The volunteers and biologists spent hours focusing on finding macroinvertebrates, amphibians and reptiles, birds, mammals, grasses and wildflowers.

The days were punctuated with presentations, including a discussion on the Atlas missile site, which participants passed through on their way to the BioBlitz.

Some participants camped out at the ranch the whole weekend, while others commuted between the Belvoir and Laramie or Cheyenne.

Among the campers were a group of high school students working on their requirements to earn a Congressional Award by the time they graduate. Two of the students, Hannah Clark and Lily Joslin, said they found out about the BioBlitz from staff at Cheyenne’s East High School.

“(A secretary) suggested it, and we figured, why not?” Joslin said.

The students weren’t wary of getting their feet wet - literally - and said they were enjoying their time so far, especially once they started finding animal life in the pond.

Volunteers were diverse, representing all ages, backgrounds and interests.

Some, like Chris Fine, who brought her 3-year-old son, said she appreciated that the event was family friendly.

For others, like Timi Saville, the experience of being able to visit the Belvoir Ranch was a factor in deciding to volunteer.

“It’s the Belvoir Ranch, and access is kind of limited,” she said.

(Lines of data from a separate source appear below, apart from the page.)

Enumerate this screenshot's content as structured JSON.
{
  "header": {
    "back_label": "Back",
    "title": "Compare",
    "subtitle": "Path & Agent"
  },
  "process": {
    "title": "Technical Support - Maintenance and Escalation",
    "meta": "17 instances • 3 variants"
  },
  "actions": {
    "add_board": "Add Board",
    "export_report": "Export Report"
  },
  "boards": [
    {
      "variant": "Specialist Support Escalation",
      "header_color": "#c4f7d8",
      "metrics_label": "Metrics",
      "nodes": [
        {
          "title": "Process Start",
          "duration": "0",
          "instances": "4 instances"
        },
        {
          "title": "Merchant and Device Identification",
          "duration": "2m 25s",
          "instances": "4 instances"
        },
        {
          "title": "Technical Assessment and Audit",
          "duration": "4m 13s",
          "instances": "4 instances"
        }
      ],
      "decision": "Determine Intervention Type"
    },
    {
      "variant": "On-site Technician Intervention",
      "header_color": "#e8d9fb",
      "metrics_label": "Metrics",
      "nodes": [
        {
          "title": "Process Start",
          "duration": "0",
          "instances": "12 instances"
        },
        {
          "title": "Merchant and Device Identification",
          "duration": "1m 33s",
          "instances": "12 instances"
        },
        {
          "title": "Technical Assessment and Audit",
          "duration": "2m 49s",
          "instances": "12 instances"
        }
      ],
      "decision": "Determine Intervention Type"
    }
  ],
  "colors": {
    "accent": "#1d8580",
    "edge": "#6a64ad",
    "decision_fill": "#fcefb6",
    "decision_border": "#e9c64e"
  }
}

The city of Cheyenne bought the Belvoir Ranch in 2003 for almost $6 million. A master plan for the property was developed later that decade, which includes future trails and public recreation use. However, the city has done very little with the property since, and there are few ways for the public to legally access the property.

The city allowed BioBlitz organizers to use the ranch, but no city staff members were in attendance one morning.

Regardless, collected data will help contribute to research of the High Plains ecosystem.

“We have data gaps out here, basically from Laramie east,” said Lathrop, The Nature Conservancy staff member. “We don’t have a lot of information about these species.”

At the same time, the data can assist land management efforts in the future as it pertains to the natural landscape at the Belvoir.

“It’s important to know what’s on the property to know if any of our activities are changing what’s on the ranch,” said Brenna Marsicek, who works at UW’s Biodiversity Institute.

Besides the data, though, volunteers were able to learn more about the ecosystem of the High Plains, as biologists explained what role each identified organism played.

Lathrop said he thinks local residents are becoming more interested in their environment as time goes on.

“Wyoming folks are becoming more and more proud of their wildlife and their landscape,” he said.